Euro Growth Indicator February 2016

 

Quarter 2014 :02 2014 :03 2014 :04 2015 :01 2015 :02 2015 :03 2015 :04 2016:01
Euro Growth Indicator 1.1 0.7 0.9 1.2 1.8 2.0 1.9 1.8
Eurostat 0.7 0.8 0.9 1.3 1.6 1.6    

 

 

Growth continues rather strong despite instability in the financial markets

by Paavo Suni

ETLA Helsinki

on February 4th, 2016

Euro area growth is expected to be rather strong in the 2015-2016 winter quarters, according to the EUROGROWTH Indicator calculated by the Euroframe group in February 2016. After 10-quarter-long slow growth period until the third quarter of 2015, the Indicator shows 0.6 per cent growth for the fourth quarter of 2015. The estimate is 0.1 percentage point lower than the estimate in January, while the 2016Q1 estimate is unchanged at 0.5 per cent. In year-on-year terms, the growth rates for the two forecast quarters are 1.9 and 1.8 per cent, respectively.

The rather strong forecast is based on strengthening impacts of consumer and construction surveys, which affect the Indicator with lags of one and five quarters, respectively. The contributions were fairly similar in January. Consumer spending has benefitted from the strong tail winds provided by higher real disposable incomes due to lower energy prices and rising employment.

The industry surveys affect the indicator coincidentally and with a rather large weight. The first quarter impact is based on estimation, which makes this contribution more sensitive to new information than the other contributions.

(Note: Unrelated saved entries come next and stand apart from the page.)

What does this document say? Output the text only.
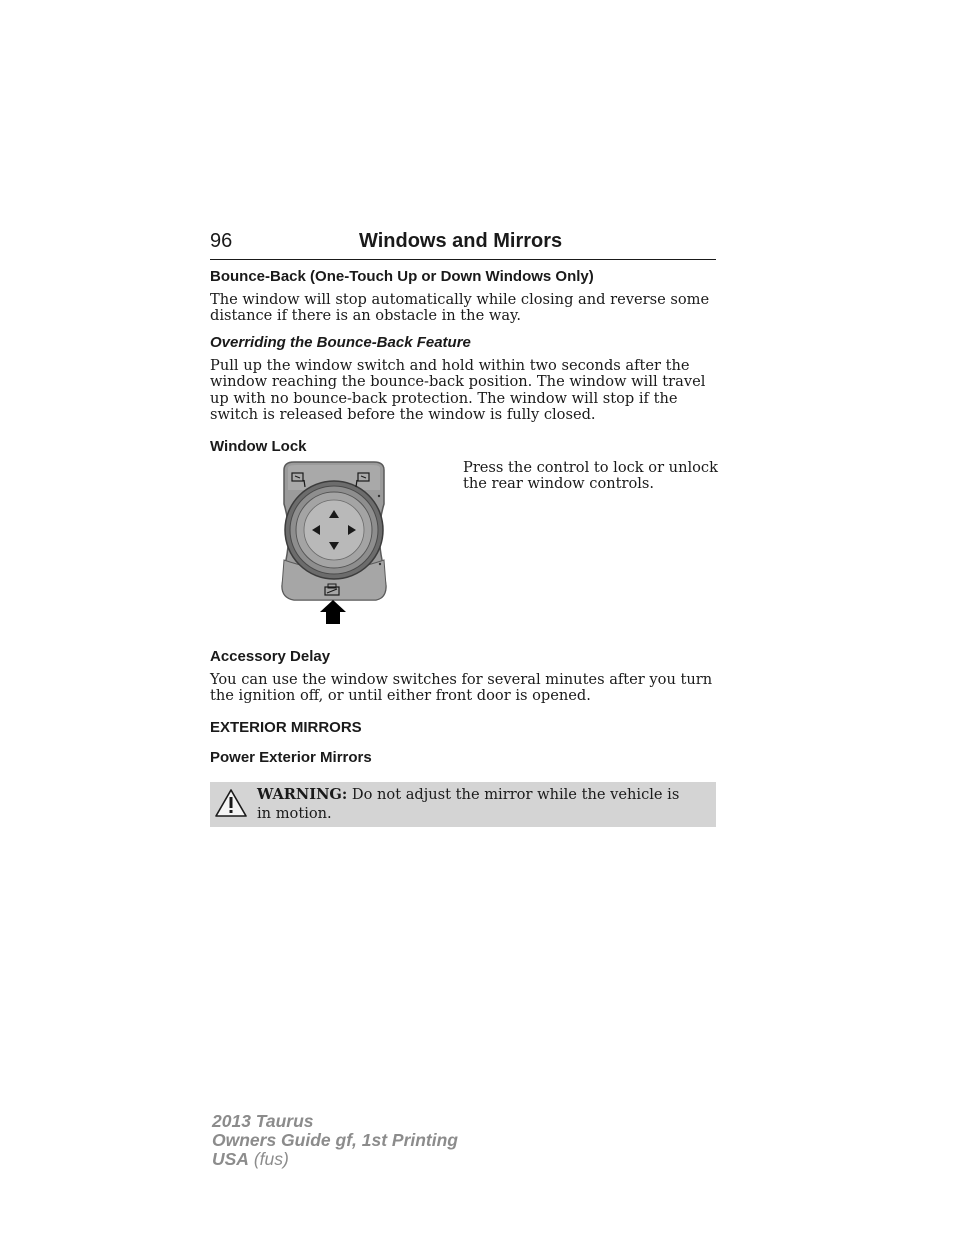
96	Windows and Mirrors
Bounce-Back (One-Touch Up or Down Windows Only)
The window will stop automatically while closing and reverse some distance if there is an obstacle in the way.
Overriding the Bounce-Back Feature
Pull up the window switch and hold within two seconds after the window reaching the bounce-back position. The window will travel up with no bounce-back protection. The window will stop if the switch is released before the window is fully closed.
Window Lock
Press the control to lock or unlock the rear window controls.
Accessory Delay
You can use the window switches for several minutes after you turn the ignition off, or until either front door is opened.
EXTERIOR MIRRORS
Power Exterior Mirrors
WARNING: Do not adjust the mirror while the vehicle is in motion.
2013 Taurus
Owners Guide gf, 1st Printing
USA (fus)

The slow improvement in industry survey contribution stalled in the first quarter of 2016 and turned to a slight decline, probably reflecting the increased financial market turbulence in the turn of the year related to the deteriorated Chinese economic prospects.

The Indicator captures price competitiveness with the USD-euro real exchange rate with a lag of two quarters. Consequently, the weakening of the euro vis-à-vis the USD between spring 2014 and spring 2015 has boosted euro area growth until the third quarter of 2015, but the support has faded with the USD-euro rate having remained relatively stable since spring 2015.

The rather strong growth estimates, in general, are supported by an expected further alleviation of already loose monetary policy by the ECB, less restrictive fiscal policy and still lower energy prices.

All in all, the EUROGROWTH indicator predicts rather solid growth for the euro area for the winter 2015-2016 in spite of recent turbulence in the financial markets, related to uncertainty of the Chinese growth prospects. Obviously, the estimated first quarter industrial contribution may overestimate its true impact on the GDP growth.

Indicator methodology

The Euro Growth indicator forecasts the euro area GDP quarterly growth rate two quarters ahead of official statistics using a bridge regression. Regressors are chosen among survey data and financial data, i.e. series which are rapidly available and not revised. The monthly series are converted to a quarterly basis by averaging their monthly values. Series selection is conducted on an econometric basis starting from the set of monthly business and consumer survey results released by the European Commission: industry, construction, retail trade, services and consumers. From this large dataset, a few series are significant stemming from industry (production trend and expectation), construction (confidence indicator) and households surveys (major purchases). Two financial series are also significant, i.e. the growth rates of the real euro/dollar exchange rate and of a Euro area stock market index.

Some of these regressors are leading by at least two quarters, and may be used as such to forecast GDP growth. Some others are not leading or are leading with a lead which does not suit a two-quarter-ahead forecast horizon. These series have to be forecast, but over a short time-horizon which never exceeds four months. All these forecasts are implemented using monthly autoregressive equations.

The Euro Growth indicator is run each month, soon after the release of business and consumer survey results.